When Disney unveiled its first "Audio-Animatronic" figure, Abraham Lincoln, at the World's Fair in 1964, Walt Disney's godlike ability to simulate the spark of life became the trademark of his final years. Lincoln is still in the show, rising from a seated position and delivering the Gettysburg Address. But nowadays, lifelike robotics have become passé, boring children (and history-challenged parents) who'd rather hit the Haunted Mansion around the corner.
Does the new Obama figure look like Barack? Maybe more like George W. Bush with a crew cut, or like New York Gov. David Paterson after a close shave. But even though Disney's in lean times and the Hall of Presidents isn't the sexiest theme park attraction in the country, you'd have to be pretty cynical not to recognize such technology as a pretty remarkable feat, even now.

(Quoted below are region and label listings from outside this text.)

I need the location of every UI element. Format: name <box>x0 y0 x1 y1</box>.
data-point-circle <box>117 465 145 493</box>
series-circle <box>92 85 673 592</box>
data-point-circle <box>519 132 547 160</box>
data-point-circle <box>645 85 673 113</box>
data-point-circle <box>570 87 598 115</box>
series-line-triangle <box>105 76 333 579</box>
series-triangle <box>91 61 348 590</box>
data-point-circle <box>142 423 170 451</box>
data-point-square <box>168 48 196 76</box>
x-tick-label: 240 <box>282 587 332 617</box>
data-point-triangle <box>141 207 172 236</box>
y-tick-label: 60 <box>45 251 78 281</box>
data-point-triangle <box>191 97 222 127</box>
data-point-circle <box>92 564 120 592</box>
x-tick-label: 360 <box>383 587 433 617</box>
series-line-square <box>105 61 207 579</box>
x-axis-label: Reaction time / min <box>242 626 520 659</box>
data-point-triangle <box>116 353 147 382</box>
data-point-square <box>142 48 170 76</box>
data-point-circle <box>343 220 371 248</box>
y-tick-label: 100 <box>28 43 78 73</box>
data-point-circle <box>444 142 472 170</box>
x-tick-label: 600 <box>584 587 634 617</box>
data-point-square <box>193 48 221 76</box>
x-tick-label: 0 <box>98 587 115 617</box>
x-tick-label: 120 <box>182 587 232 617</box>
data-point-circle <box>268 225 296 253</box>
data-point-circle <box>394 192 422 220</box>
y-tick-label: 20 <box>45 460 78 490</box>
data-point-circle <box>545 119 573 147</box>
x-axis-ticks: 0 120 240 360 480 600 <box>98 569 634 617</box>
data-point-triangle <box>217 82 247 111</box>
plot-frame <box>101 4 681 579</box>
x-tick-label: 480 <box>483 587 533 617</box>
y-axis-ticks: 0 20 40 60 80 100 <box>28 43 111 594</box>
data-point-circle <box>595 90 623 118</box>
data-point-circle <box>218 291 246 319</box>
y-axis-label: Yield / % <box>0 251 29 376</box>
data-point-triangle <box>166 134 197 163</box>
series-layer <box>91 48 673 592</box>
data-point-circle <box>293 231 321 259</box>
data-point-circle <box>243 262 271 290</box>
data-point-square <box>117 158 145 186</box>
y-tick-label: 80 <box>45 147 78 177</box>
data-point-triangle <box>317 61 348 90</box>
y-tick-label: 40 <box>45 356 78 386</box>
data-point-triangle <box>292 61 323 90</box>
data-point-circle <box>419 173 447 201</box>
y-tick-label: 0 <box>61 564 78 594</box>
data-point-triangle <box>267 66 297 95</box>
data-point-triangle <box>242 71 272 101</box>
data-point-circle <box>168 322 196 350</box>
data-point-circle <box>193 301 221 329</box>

Especially now. Now that we're starting to appreciate again the resources it takes to build something daring and new, maybe we can also take less for granted and rediscover the effortless virtuosity behind old things that were once looked upon as hopelessly quaint.
"And as our journeys continue," says Freeman in introduction to the 44 presidential figures, "what once seemed revolutionary now seems profoundly simple." It can work the other way, too.
The Ro-bama isn't a roller coaster, but if you think about what it took to make him, it's still a thrill.